C’è un motivo scientifico dietro l’immobilità e l’assenza di difesa di alcune vittime di violenza sessuale. Lo svela uno studio britannico che ha suggerito come a paura e la minaccia possano bloccare i circuiti neurali che controllano le azioni e i movimenti, in particolare in situazioni quali una violenza sessuale. L’immobilità della vittima di stupro è spesso usata come pretesto per giustificare agli occhi dello stupratore un consenso inesistente. Ma ora, grazie allo studio pubblicato su Nature, anche la scienza conferma quanto la psicologia ha già spiegato da tempo.

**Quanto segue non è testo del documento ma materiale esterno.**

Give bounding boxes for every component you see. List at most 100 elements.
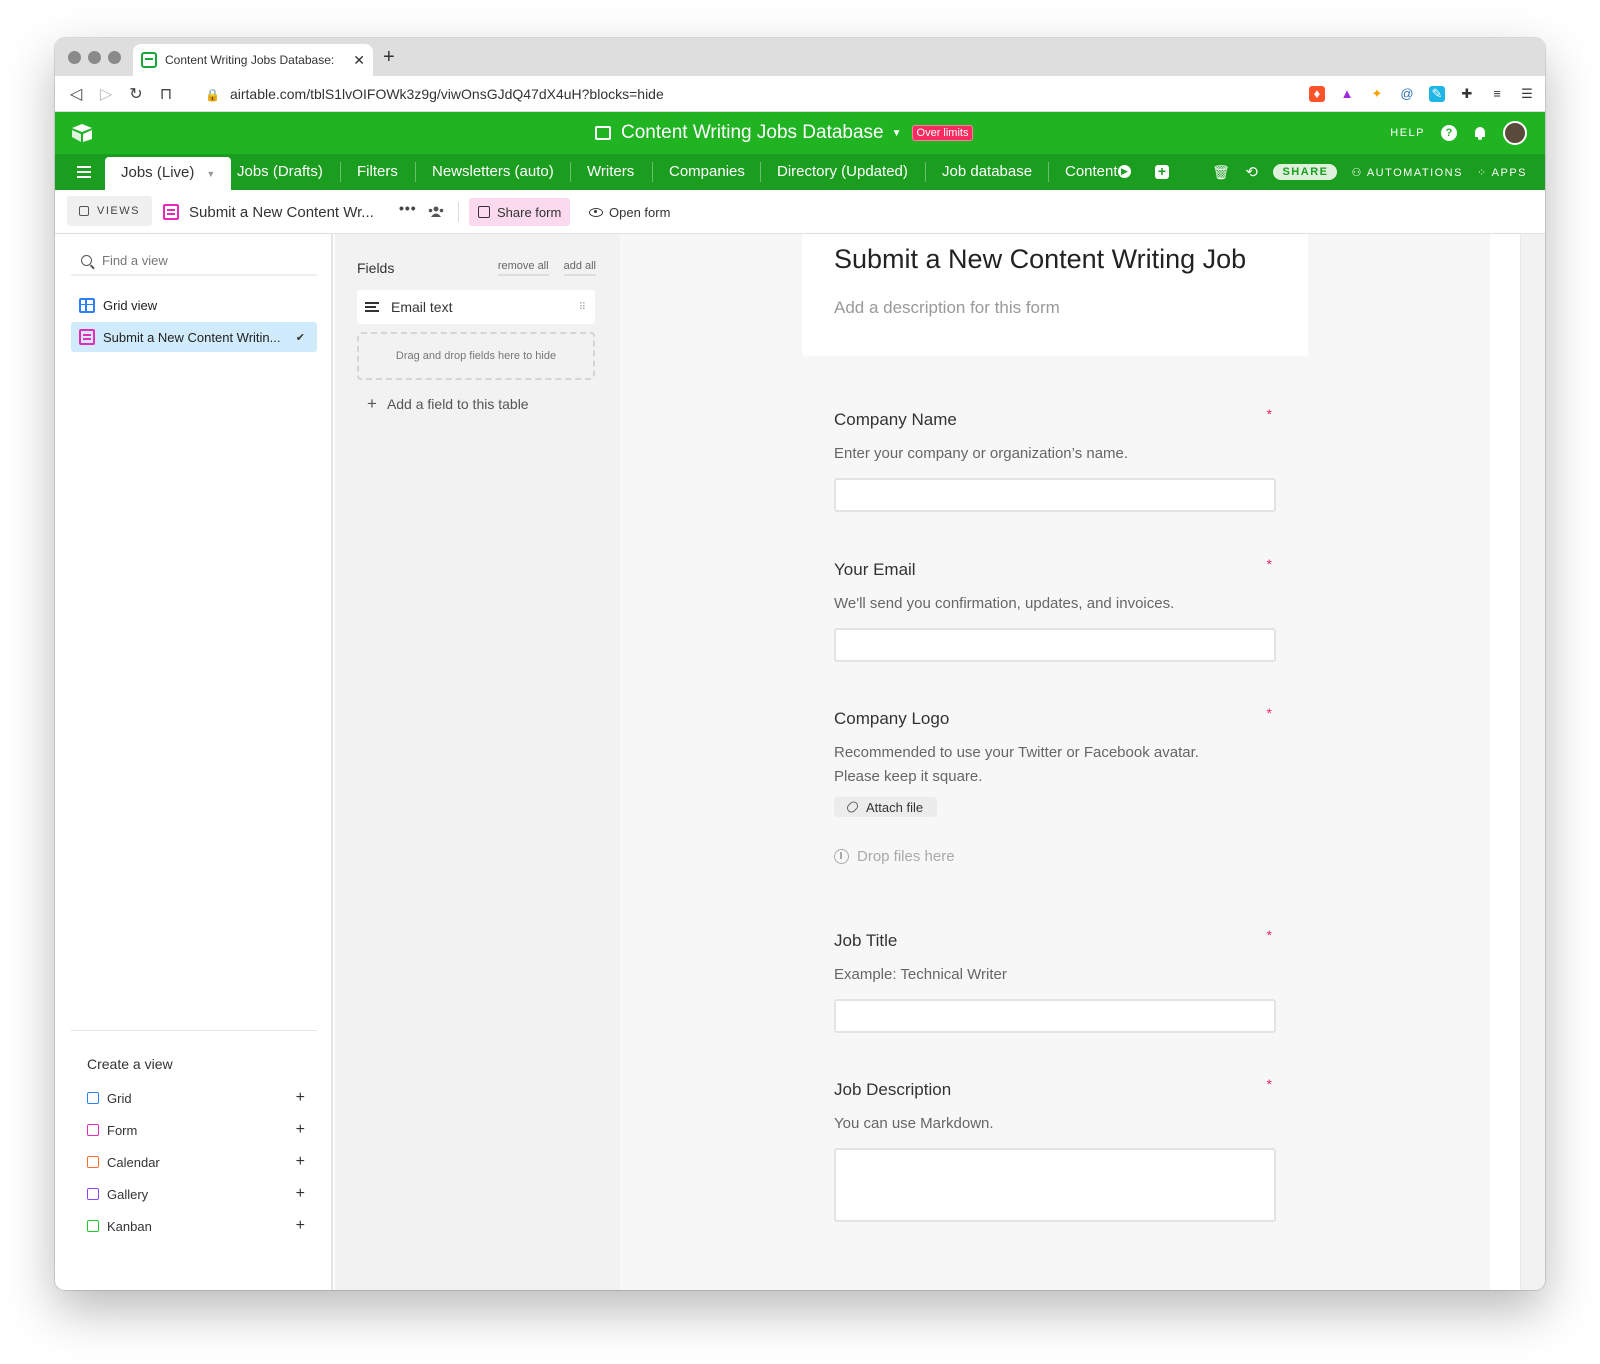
- help-line: Please keep it square.: [834, 768, 983, 785]
- create-gallery-view-button[interactable]: Gallery +: [87, 1182, 305, 1206]
- table-tab-directory[interactable]: Directory (Updated): [761, 154, 924, 190]
- form-description-field[interactable]: Add a description for this form: [834, 298, 1060, 318]
- create-view-label: Kanban: [107, 1218, 152, 1234]
- share-button[interactable]: SHARE: [1273, 164, 1338, 180]
- table-tab-job-database[interactable]: Job database: [926, 154, 1048, 190]
- form-field-job-title[interactable]: Job Title * Example: Technical Writer: [834, 927, 1276, 1033]
- help-button[interactable]: HELP: [1390, 127, 1425, 139]
- table-tab-label: Content: [1065, 163, 1118, 180]
- plus-icon: +: [295, 1089, 305, 1106]
- new-tab-button[interactable]: +: [383, 46, 395, 69]
- table-tab-jobs-live[interactable]: Jobs (Live) ▼: [105, 157, 232, 190]
- close-tab-icon[interactable]: ✕: [353, 52, 365, 69]
- field-label: Job Description: [834, 1080, 952, 1099]
- search-icon: [81, 254, 92, 266]
- extensions-puzzle-icon[interactable]: ✚: [1459, 86, 1475, 102]
- create-calendar-view-button[interactable]: Calendar +: [87, 1150, 305, 1174]
- job-description-textarea[interactable]: [834, 1148, 1276, 1222]
- airtable-favicon-icon: [141, 52, 157, 68]
- apps-button[interactable]: ⁘ APPS: [1477, 166, 1527, 179]
- trash-icon[interactable]: 🗑: [1212, 164, 1231, 181]
- url-field[interactable]: 🔒 airtable.com/tblS1lvOIFOWk3z9g/viwOnsGJ…: [205, 76, 664, 112]
- drop-zone-hint: Drag and drop fields here to hide: [395, 350, 557, 362]
- extension-feather-icon[interactable]: ✎: [1429, 86, 1445, 102]
- reload-icon[interactable]: ↻: [121, 84, 151, 104]
- help-label: HELP: [1390, 127, 1425, 139]
- download-circle-icon: [834, 849, 849, 864]
- kanban-view-icon: [87, 1220, 99, 1232]
- table-tab-writers[interactable]: Writers: [571, 154, 650, 190]
- form-field-your-email[interactable]: Your Email * We'll send you confirmation…: [834, 556, 1276, 662]
- table-tab-label: Jobs (Drafts): [237, 163, 323, 180]
- view-toolbar: VIEWS Submit a New Content Wr... ••• Sha…: [55, 190, 1545, 234]
- create-kanban-view-button[interactable]: Kanban +: [87, 1214, 305, 1238]
- hidden-field-card[interactable]: Email text ⠿: [357, 290, 595, 324]
- remove-all-link[interactable]: remove all: [497, 260, 549, 276]
- scroll-tabs-right-icon[interactable]: ▶: [1118, 165, 1131, 178]
- table-tab-newsletters[interactable]: Newsletters (auto): [416, 154, 570, 190]
- open-form-button[interactable]: Open form: [589, 198, 670, 226]
- sidebar-item-grid-view[interactable]: Grid view: [71, 290, 317, 320]
- airtable-logo-icon[interactable]: [71, 123, 93, 143]
- view-more-options-icon[interactable]: •••: [399, 200, 417, 216]
- create-view-title: Create a view: [87, 1056, 173, 1072]
- automations-button[interactable]: ⚇ AUTOMATIONS: [1351, 166, 1462, 179]
- over-limits-badge[interactable]: Over limits: [911, 125, 974, 141]
- brave-rewards-icon[interactable]: ▲: [1339, 86, 1355, 102]
- email-input[interactable]: [834, 628, 1276, 662]
- attach-file-label: Attach file: [866, 799, 924, 815]
- help-icon[interactable]: ?: [1441, 125, 1457, 141]
- browser-menu-icon[interactable]: ☰: [1519, 86, 1535, 102]
- share-form-button[interactable]: Share form: [469, 198, 571, 226]
- form-field-company-logo[interactable]: Company Logo * Recommended to use your T…: [834, 705, 1276, 865]
- user-avatar[interactable]: [1503, 121, 1527, 145]
- drag-handle-icon[interactable]: ⠿: [579, 302, 586, 313]
- table-tab-companies[interactable]: Companies: [653, 154, 761, 190]
- table-tab-filters[interactable]: Filters: [341, 154, 414, 190]
- extension-at-icon[interactable]: @: [1399, 86, 1415, 102]
- form-field-company-name[interactable]: Company Name * Enter your company or org…: [834, 406, 1276, 512]
- sidebar-item-form-view[interactable]: Submit a New Content Writin... ✔: [71, 322, 317, 352]
- minimize-window-dot[interactable]: [88, 51, 101, 64]
- browser-tab[interactable]: Content Writing Jobs Database: ✕: [133, 44, 373, 76]
- attach-file-button[interactable]: Attach file: [834, 797, 938, 817]
- maximize-window-dot[interactable]: [108, 51, 121, 64]
- form-title[interactable]: Submit a New Content Writing Job: [834, 244, 1246, 275]
- header-right-actions: HELP ?: [1390, 112, 1527, 154]
- notifications-bell-icon[interactable]: [1473, 126, 1487, 140]
- form-field-job-description[interactable]: Job Description * You can use Markdown.: [834, 1076, 1276, 1222]
- forward-icon[interactable]: ▷: [91, 84, 121, 104]
- history-icon[interactable]: ⟲: [1245, 163, 1259, 181]
- close-window-dot[interactable]: [68, 51, 81, 64]
- sidebar-item-label: Grid view: [103, 297, 158, 313]
- create-form-view-button[interactable]: Form +: [87, 1118, 305, 1142]
- company-name-input[interactable]: [834, 478, 1276, 512]
- table-tab-label: Job database: [942, 163, 1033, 180]
- views-toggle-button[interactable]: VIEWS: [67, 196, 152, 226]
- grid-view-icon: [79, 297, 95, 313]
- create-grid-view-button[interactable]: Grid +: [87, 1086, 305, 1110]
- back-icon[interactable]: ◁: [61, 84, 91, 104]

Lo studio in oggetto suggerisce che la mancata reazione delle vittime di stupro o violenza sessuale sia spiegato dallo stato di shock in cui si trovano. “L’immobilità può essere del tutto involontaria. Di fronte a una minaccia, la ricerca ha dimostrato che il cervello può bloccare i circuiti neurali che gestiscono il controllo volontario dei movimenti del corpo“, affermano i professori Patrick Haggard e Ebani Dhawan. Un fenomeno peraltro già osservato negli animali che “si bloccano brevemente di fronte a una lieve minaccia e si tengono pronti a fuggire o a combattere. Ma quando la minaccia è improvvisa e grave, come una costrizione fisica, possono trovarsi in uno stato di immobilità prolungata, con una postura fissa detta immobilità tonica o collassata, caratterizzata da una perdita di tono muscolare“. Lo studio ha anche preso in esame questionari in cui molte vittime di stupro hanno raccontato di non essere state in grado di muoversi o urlare durante la violenza, anche nei casi in cui non si è verificata costrizione fisica.



Vittime di stupro immobili e “congelate”, lo studio: “evitare di incolparle ingiustamente”

L’immobilità durante uno stupro o una violenza sessuale può essere spiegata scientificamente. La dimostrazione di questa ipotesi non può avvenire con metodo scientifico, in quanto si tratta di comportamenti criminali non riproducibili per essere studiati, ma i professori Patrick Haggard e Ebani Dhawan si dicono certi che l’immobilità in risposta a una minaccia estrema sia probabilmente involontaria. Nel loro studio si augurano inoltre che questo risultato possa incoraggiare la ricerca sulla definizione di consenso attivo.



Comprendere i meccanismi neurologici alla base dell’immobilità durante uno stupro o una violenza sessuale permetterebbe di evitare di incolpare ingiustamente le vittime per la loro mancanza di reazione e di mettere in dubbio la loro parola” sottolineano i due studiosi.